Potential buyers and sellers could also check items for DNA codes to see whether the items had been stolen. Doing so could block their resale by galleries and auctioneers and bring about their recovery, the supporters said.
They said it was crucial that applying the tags have no impact on the work.
Deciphering and replicating the DNA would be all but impossible, according to Mr. Shindell. He said even sophisticated counterfeiters “would leave microscopic forensic evidence” if they tried to reremove or replace the DNA.
Mr. Jones said SUNY took on the task as a public service and a possible revenue generator, though those details remain unclear. ARIS said it had no ownership of the technology, but would benefit from the greater transparency and confidence in a $55-billion-a-year market in which it sells insurance.
“It makes a lot of sense for us to be involved given that the state of New York is one of the world’s largest art markets,” Mr.
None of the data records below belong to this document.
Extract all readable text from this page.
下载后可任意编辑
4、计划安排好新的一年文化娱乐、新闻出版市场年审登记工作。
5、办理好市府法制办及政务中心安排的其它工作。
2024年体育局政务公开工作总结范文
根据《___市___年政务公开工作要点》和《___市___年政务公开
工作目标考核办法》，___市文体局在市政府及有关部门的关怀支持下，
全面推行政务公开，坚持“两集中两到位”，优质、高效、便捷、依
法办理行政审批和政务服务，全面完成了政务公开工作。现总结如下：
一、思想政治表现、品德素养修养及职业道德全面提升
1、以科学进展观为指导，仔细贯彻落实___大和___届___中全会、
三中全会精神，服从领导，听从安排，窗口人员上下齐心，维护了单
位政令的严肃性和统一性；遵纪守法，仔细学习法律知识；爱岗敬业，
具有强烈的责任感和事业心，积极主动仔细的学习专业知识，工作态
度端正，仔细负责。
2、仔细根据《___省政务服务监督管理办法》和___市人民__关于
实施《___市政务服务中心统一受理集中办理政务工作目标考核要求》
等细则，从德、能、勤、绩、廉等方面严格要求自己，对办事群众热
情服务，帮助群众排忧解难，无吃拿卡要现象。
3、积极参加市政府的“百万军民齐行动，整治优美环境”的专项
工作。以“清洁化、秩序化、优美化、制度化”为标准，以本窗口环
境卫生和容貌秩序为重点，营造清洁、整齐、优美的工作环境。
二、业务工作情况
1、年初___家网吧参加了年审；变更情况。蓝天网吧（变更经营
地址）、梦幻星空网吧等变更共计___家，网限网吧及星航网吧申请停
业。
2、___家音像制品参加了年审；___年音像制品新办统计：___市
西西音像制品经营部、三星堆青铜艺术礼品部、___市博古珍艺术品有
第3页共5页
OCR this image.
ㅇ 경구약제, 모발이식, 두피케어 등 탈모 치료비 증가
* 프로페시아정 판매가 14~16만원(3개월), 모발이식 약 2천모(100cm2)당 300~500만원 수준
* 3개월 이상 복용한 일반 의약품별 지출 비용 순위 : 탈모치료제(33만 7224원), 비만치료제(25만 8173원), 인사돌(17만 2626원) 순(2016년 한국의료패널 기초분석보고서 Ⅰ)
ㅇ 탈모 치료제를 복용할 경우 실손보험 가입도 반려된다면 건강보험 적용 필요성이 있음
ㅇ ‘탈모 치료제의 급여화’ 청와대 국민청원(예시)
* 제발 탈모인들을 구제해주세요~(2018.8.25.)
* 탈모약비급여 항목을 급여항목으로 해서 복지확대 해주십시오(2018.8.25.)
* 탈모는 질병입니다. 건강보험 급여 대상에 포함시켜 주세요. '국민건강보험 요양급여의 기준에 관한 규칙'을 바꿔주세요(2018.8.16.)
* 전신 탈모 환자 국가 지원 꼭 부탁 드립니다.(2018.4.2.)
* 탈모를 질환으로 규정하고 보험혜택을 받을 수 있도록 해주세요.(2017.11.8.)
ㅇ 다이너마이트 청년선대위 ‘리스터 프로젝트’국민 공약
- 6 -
Jones said. “We hope there will be financial benefits from creating the intellectual property and the process becomes a gold standard in the industry.”
Mr. Fischl said he wanted to assure fellow artists that the idea is “a no-brainer” for preventing forgeries of their work from being sold. He added that “authenticating a work from the very start can alleviate the pain and frustration people go through when they think they have something of great value and they really don’t.”
“What’s not sexy about synthetic DNA?” he added.